Ailey Camp!

A couple of weeks ago, the kind people at Alvin Ailey American Dance Theater invited me to visit one of their Ailey camps. The one nearest me was in Washington Heights, so I spent a morning up there watching the kids and their classes. Then, late last week, they invited me to that camp’s final performance, which took place at Columbia University’s Miller Theater.

What a sweet night! So precious – the kids were so proud, the parents were so proud, the teachers were so proud. And the kids danced very very well. Some of them could seriously have professional dance careers if they wanted.

But that’s not really the point of the Ailey camps. They’re not pre-professional schools, like the Ailey school; they’re for underprivileged, inner-city kids from ages 11-14 to have a wonderful summer experience learning to dance – or, rather, learning discipline and and self-respect and acquiring an appreciation for the arts through self-expression. The camps are focused on dance, of course, but the children also take classes in other forms of self-expression, such as writing – where they compose poems about their lives, drumming (could anything be more fun than beating rhythmically on a conga drum?!) , and personal improvement kind of classes where they learn about the effects of drugs and alcohol, nutrition, etc., but in a fun way, by grouping into teams and having a kind of group Jeopardy tournament. The dance classes encompass many forms — ballet, tap, Horton-based modern, jazz, and African. And they go from class to class each day, each class lasting about 45 minutes. So, it’s like a school, but a really fun school! The camps receive corporate funding and grants, so the kids pay nothing to go; they don’t even pay for leotards and tights, etc.
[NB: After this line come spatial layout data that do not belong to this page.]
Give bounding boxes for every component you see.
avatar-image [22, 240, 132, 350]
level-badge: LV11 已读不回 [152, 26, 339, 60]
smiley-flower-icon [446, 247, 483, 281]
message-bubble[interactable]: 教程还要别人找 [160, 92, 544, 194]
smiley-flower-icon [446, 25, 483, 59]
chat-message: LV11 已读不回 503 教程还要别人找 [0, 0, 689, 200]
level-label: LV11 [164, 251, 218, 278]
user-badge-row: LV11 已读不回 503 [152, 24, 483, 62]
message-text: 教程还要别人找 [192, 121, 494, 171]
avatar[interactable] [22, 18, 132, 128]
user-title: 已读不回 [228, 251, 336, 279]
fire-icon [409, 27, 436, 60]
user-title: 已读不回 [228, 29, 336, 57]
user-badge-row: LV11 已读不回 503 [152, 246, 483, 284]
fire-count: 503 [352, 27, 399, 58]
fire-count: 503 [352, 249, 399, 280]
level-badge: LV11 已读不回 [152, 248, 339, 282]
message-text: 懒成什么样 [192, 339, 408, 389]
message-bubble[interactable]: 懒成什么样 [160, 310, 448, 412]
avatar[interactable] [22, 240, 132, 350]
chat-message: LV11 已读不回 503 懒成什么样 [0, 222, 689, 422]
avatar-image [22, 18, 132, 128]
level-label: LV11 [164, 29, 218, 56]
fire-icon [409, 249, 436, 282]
The performance was really lovely. The various groups danced ballet, modern, tap, jazz, lots of African (that seemed to be the most fun, both for the kids and the spectators), read poems, and there was a drum section. There was a beautiful lyrical modern dance by an ensemble of girls that ended up being a wonderful tribute to Denise Jefferson, who passed away a few weeks ago. And they had a big tribute to Judith Jamison (Alvin Ailey’s muse and central dancer, who has run the company for the past two decades and who will retire at the end of this season). That tribute involved a life-sized puppet that the kids constructed, which they managed to make dance, which was really spectacular, and elicited loads of applause.

As I said, a really special night.

Here are a couple of videos I found on YouTube. The first is of the Miami camp (there are, I think, 13 altogether, in cities around the U.S.), and explains what the camp is all about, and the second is scenes from past NY camps.


  1. My sentiments exactly! What a special night. As a parent of one of the oldest dancers, I was so proud. I am a pretty resourceful parent and I was able to stumble upon this opportunity for my daughter at the very end of the school year. I wanted her to know that there are so many opportunities in life. We just have to reach for the stars. She made many friends that she still keeps in contact with. My only regret is that she is 14 and can’t be a part of the camp anymore. I wish I would have found out about this earlier. Now i’d love to get the video to hold on to the memories, (for me and her) but I can’t seem to find out how to get one. Does anyone know??? I’d really appreciate the info.
    Many thanks to Ms. Santiago and her staff for their hard work. You guys are WONDERFUL!!! BEYOND BELIEF…AND I THANK YOU. You gave my daughter so much inspiration.